Avez-vous des statistiques sur le nombre de poursuites et de questions judiciaires qui touchent des élus ?

Malheureusement, nous ne disposons que de statistiques officielles fournies par l’ancien ministre de l’Intérieur, M. Ould Kablia, qui montre, par exemple, que plus de 1648 élus (soit plus d’un élu sur 10) ont été accusés de corruption et que 900 parmi eux ont été condamnés, tandis que d’autres statistiques, pour la période de 2007 à 2012, estiment que le nombre d’élus poursuivis était d’environ 450, ce qui est un grand nombre !

La philosophie de la décentralisation permet de rapprocher le pouvoir des citoyens et la participation de ces derniers à la prise de décision et à l’exercice du contrôle, et au rapprochement de l’administration : en Algérie, la fonction modèle s’est transformée en un instrument d’enrichissement illégal des élus.

– Qu’en est-il de l’application des mesures conservatoires de suspension du mandat de l’élu poursuivi en pénal ?

Bien que les textes juridiques (anciens et nouveaux) prévoient la suspension conservatoire puis la privation du mandat dans le cas de l’élu qui est poursuivi pour des accusations de pillage de l’argent public ou pour des raisons impliquant la turpitude morale (articles 43 et 44 de la loi 11-10 relatif à la commune, les articles 45 et 46 de la loi 12-07 relatifs à la wilaya ), il y a beaucoup de cas où les élus poursuivis, voire condamnés, ont continué à assurer leurs fonctions, et ici, la raison réside dans la complexité des intérêts des «réseaux locaux».

Il faut noter que la décision de l’exclusion est entre les mains du wali, des Assemblées élues et du ministre de l’Intérieur.
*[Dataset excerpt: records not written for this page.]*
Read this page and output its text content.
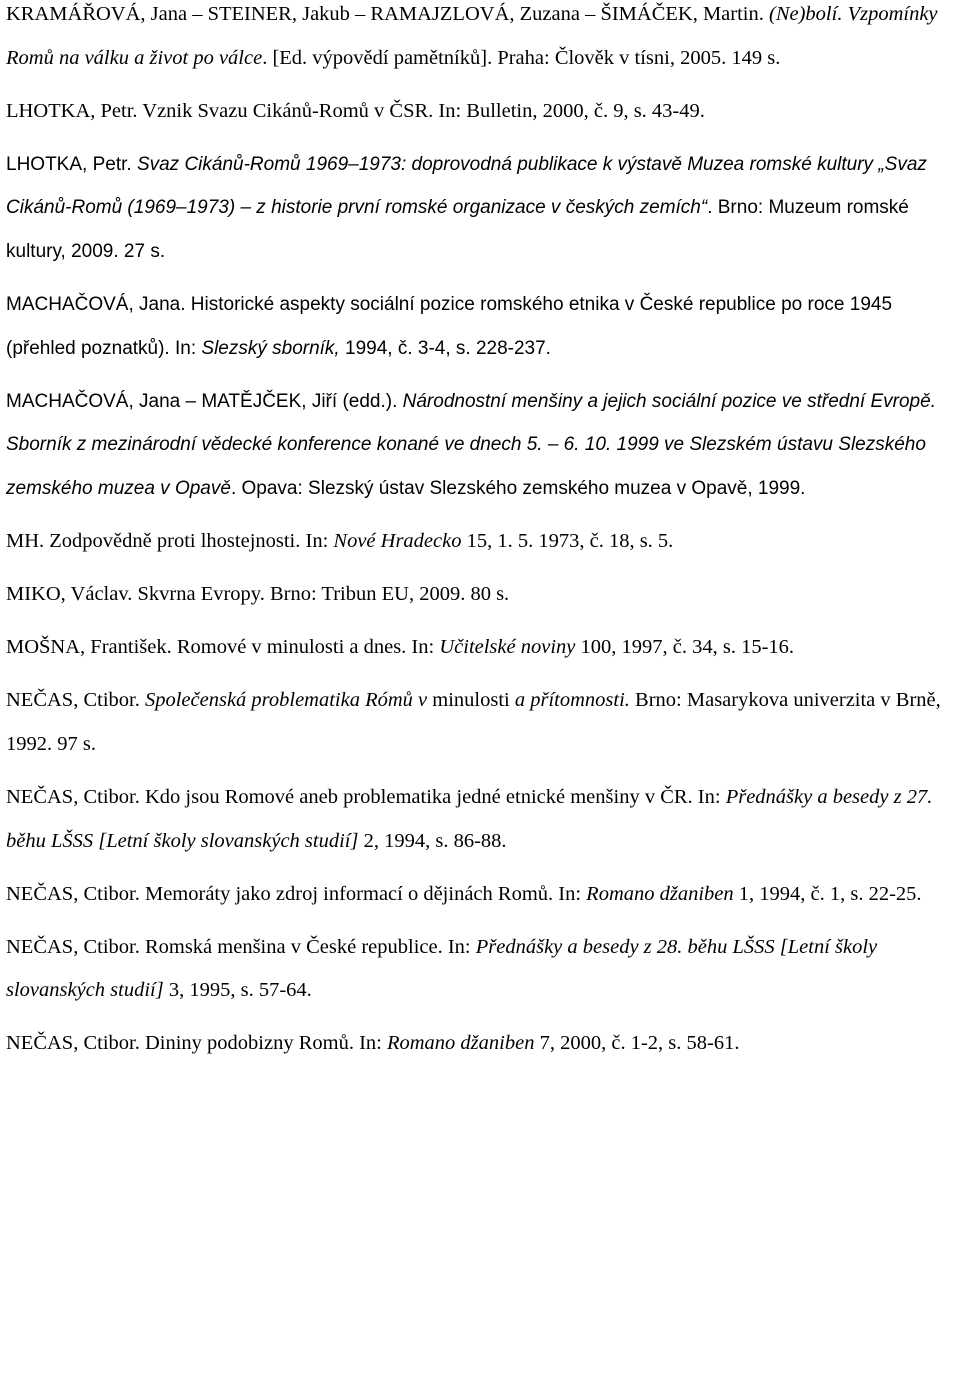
KRAMÁŘOVÁ, Jana – STEINER, Jakub – RAMAJZLOVÁ, Zuzana – ŠIMÁČEK, Martin. (Ne)bolí. Vzpomínky Romů na válku a život po válce. [Ed. výpovědí pamětníků]. Praha: Člověk v tísni, 2005. 149 s.

LHOTKA, Petr. Vznik Svazu Cikánů-Romů v ČSR. In: Bulletin, 2000, č. 9, s. 43-49.

LHOTKA, Petr. Svaz Cikánů-Romů 1969–1973: doprovodná publikace k výstavě Muzea romské kultury „Svaz Cikánů-Romů (1969–1973) – z historie první romské organizace v českých zemích“. Brno: Muzeum romské kultury, 2009. 27 s.

MACHAČOVÁ, Jana. Historické aspekty sociální pozice romského etnika v České republice po roce 1945 (přehled poznatků). In: Slezský sborník, 1994, č. 3-4, s. 228-237.

MACHAČOVÁ, Jana – MATĚJČEK, Jiří (edd.). Národnostní menšiny a jejich sociální pozice ve střední Evropě. Sborník z mezinárodní vědecké konference konané ve dnech 5. – 6. 10. 1999 ve Slezském ústavu Slezského zemského muzea v Opavě. Opava: Slezský ústav Slezského zemského muzea v Opavě, 1999.

MH. Zodpovědně proti lhostejnosti. In: Nové Hradecko 15, 1. 5. 1973, č. 18, s. 5.

MIKO, Václav. Skvrna Evropy. Brno: Tribun EU, 2009. 80 s.

MOŠNA, František. Romové v minulosti a dnes. In: Učitelské noviny 100, 1997, č. 34, s. 15-16.

NEČAS, Ctibor. Společenská problematika Rómů v minulosti a přítomnosti. Brno: Masarykova univerzita v Brně, 1992. 97 s.

NEČAS, Ctibor. Kdo jsou Romové aneb problematika jedné etnické menšiny v ČR. In: Přednášky a besedy z 27. běhu LŠSS [Letní školy slovanských studií] 2, 1994, s. 86-88.

NEČAS, Ctibor. Memoráty jako zdroj informací o dějinách Romů. In: Romano džaniben 1, 1994, č. 1, s. 22-25.

NEČAS, Ctibor. Romská menšina v České republice. In: Přednášky a besedy z 28. běhu LŠSS [Letní školy slovanských studií] 3, 1995, s. 57-64.

NEČAS, Ctibor. Dininy podobizny Romů. In: Romano džaniben 7, 2000, č. 1-2, s. 58-61.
Le problème ici est en corrélation avec le caractère sacré de la loi entre les parties prenantes, car il reste beaucoup de textes, y compris la Constitution, qui sont uniquement de l’encre sur papier et un instrument que l’on brandit pour régler des comptes et «faire des coups bas».

– Qu’en est-il de l’application du dispositif relatif à la déclaration de patrimoine des élus locaux, et quels en sont les aspects positifs et les inconvénients ?

Même remarque pour ce qui est de la déclaration de patrimoine, la loi 06-01du 20 février 2006 relative à la prévention et la lutte contre la corruption fait obligation aussi à l’élu local de déclarer ses biens à l’Organe national de prévention et de lutte contre la corruption (article 6), des déclarations qui doivent être affichées aux sièges de l’APC et de l’APW, mais cet «organe» n’est pas efficient, malgré qu’il soit sous la tutelle directe du président de la République.

Son installation a connu beaucoup de retard, son organisation a pris 4 années entières, et 4 autres années plus tard (8 ans après la promulgation de la loi du 20 février 2006), cette instance gouvernementale n’a publié aucun rapport et n’a suivi aucune affaire. C’est une institution incapable et qui est dépourvue à ce jour d’experts spécialisés dans la lutte contre la corruption. Et même si elle était active, la plupart des corrompus font dans le blanchiment d’argent en utilisant des prête-noms pour se déresponsabiliser, ce qui par conséquent, rend les poursuites très difficiles.